The difference between these evaluations and a report by, say, the National Rifle Association that assigns low grades to legislators who are not sufficiently pro-gun is that in the latter case everyone realizes the ratings reflect a specific and very debatable point of view. By contrast, those who mark down a state for granting too much autonomy to local school boards, or for having standards that wouldn’t satisfy behaviorists, would like us to accept this as an objective evaluation. (One could make a case that states given an A in annual evaluations really deserve an F, and vice versa—or that a state should commission a review of its standards and testing policy by one of these groups and then do precisely the opposite of what is recommended.)
An important side note here: There has been some grumbling lately about the use of off-the-shelf tests that are unrelated to the state’s standards documents—for example, in California. From a psychometric perspective, this practice doesn’t make much sense.
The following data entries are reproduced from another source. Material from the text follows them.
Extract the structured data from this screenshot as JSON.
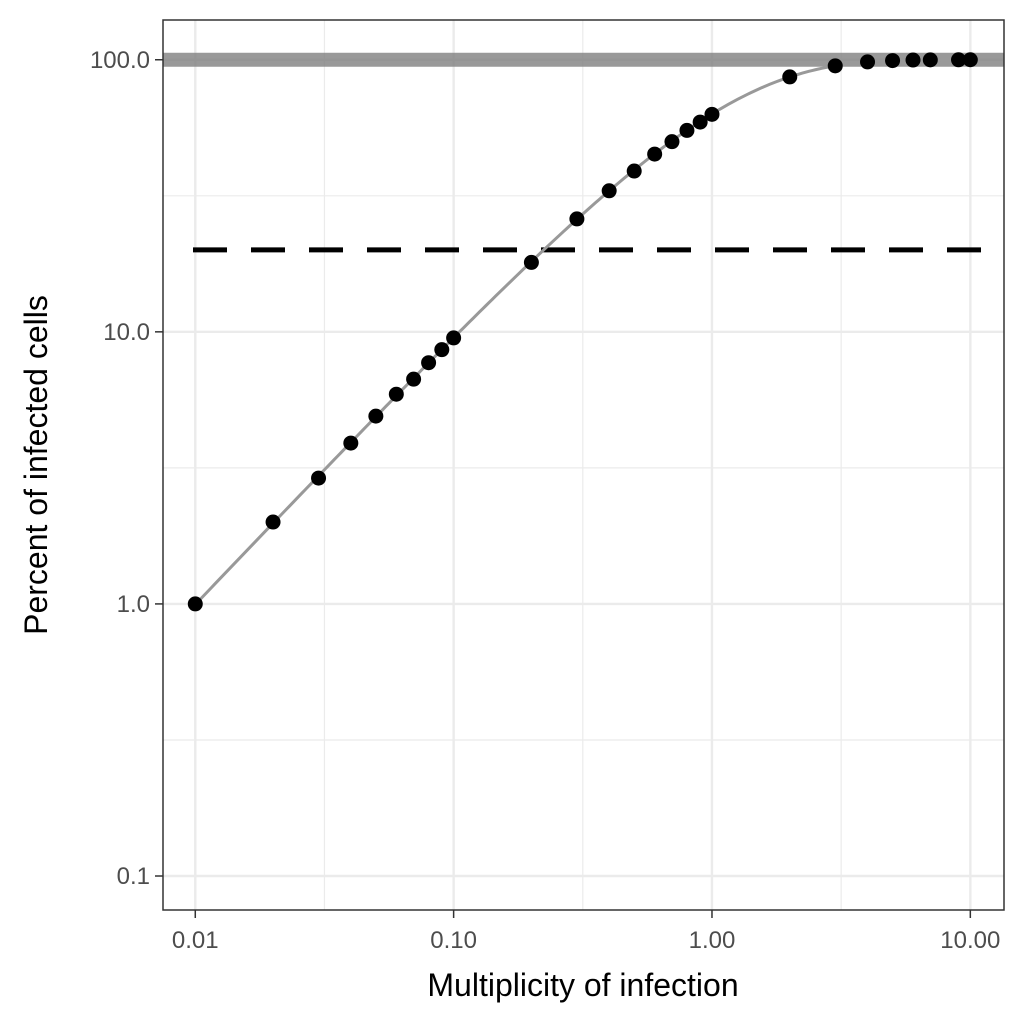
{
  "chart_data": {
    "type": "scatter",
    "title": "",
    "xlabel": "Multiplicity of infection",
    "ylabel": "Percent of infected cells",
    "x_scale": "log10",
    "y_scale": "log10",
    "xlim": [
      0.0075,
      13.5
    ],
    "ylim": [
      0.075,
      140
    ],
    "x_ticks": [
      {
        "value": 0.01,
        "label": "0.01"
      },
      {
        "value": 0.1,
        "label": "0.10"
      },
      {
        "value": 1,
        "label": "1.00"
      },
      {
        "value": 10,
        "label": "10.00"
      }
    ],
    "y_ticks": [
      {
        "value": 0.1,
        "label": "0.1"
      },
      {
        "value": 1,
        "label": "1.0"
      },
      {
        "value": 10,
        "label": "10.0"
      },
      {
        "value": 100,
        "label": "100.0"
      }
    ],
    "grid": true,
    "points": {
      "x": [
        0.01,
        0.02,
        0.03,
        0.04,
        0.05,
        0.06,
        0.07,
        0.08,
        0.09,
        0.1,
        0.2,
        0.3,
        0.4,
        0.5,
        0.6,
        0.7,
        0.8,
        0.9,
        1,
        2,
        3,
        4,
        5,
        6,
        7,
        9,
        10
      ],
      "y": [
        1.0,
        2.0,
        2.9,
        3.9,
        4.9,
        5.9,
        6.7,
        7.7,
        8.6,
        9.5,
        18,
        26,
        33,
        39,
        45,
        50,
        55,
        59,
        63,
        86.5,
        95,
        98.2,
        99.3,
        99.75,
        99.9,
        99.99,
        100
      ]
    },
    "fit_curve": "100 * (1 - exp(-x))",
    "reference_lines": [
      {
        "axis": "y",
        "value": 100,
        "style": "solid",
        "color": "#7f7f7f"
      },
      {
        "axis": "y",
        "value": 20,
        "style": "dashed",
        "color": "#000000"
      }
    ],
    "colors": {
      "points": "#000000",
      "curve": "#999999",
      "grid": "#ebebeb",
      "panel_border": "#333333"
    }
  }
}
From a pedagogical perspective, though, the only thing worse than tests that aren’t aligned to the standards are tests that are aligned to the standards. The former is silly because it is inefficient, while the latter is dangerous precisely because it is efficient … at accomplishing a dubious goal. Not only politicians, but also some assessment experts sometimes forget that doing something well is not the same as doing something that’s worthwhile. When the standards and tests fit together perfectly to create an airtight system of top-down, uniform, “bunch o’ facts” schooling — well, that’s when we’re really in trouble.
The tests arguably constitute the most serious and immediate threat to good teaching, such that freeing educators and students from their yoke should be our top priority. But we should not limit our critique to the testing, which is, after all, one manifestation of a larger, and seriously wrong-headed, approach to pedagogy and school reform.
I am not troubled by those who disagree with my criteria or who like a given set of standards more than I do. In fact, I welcome such challenges. What troubles me is the rarity of such discussion, the absence of questioning, the tendency to offer instruction about how to teach to the standards before we have even asked whether doing so is a sound idea.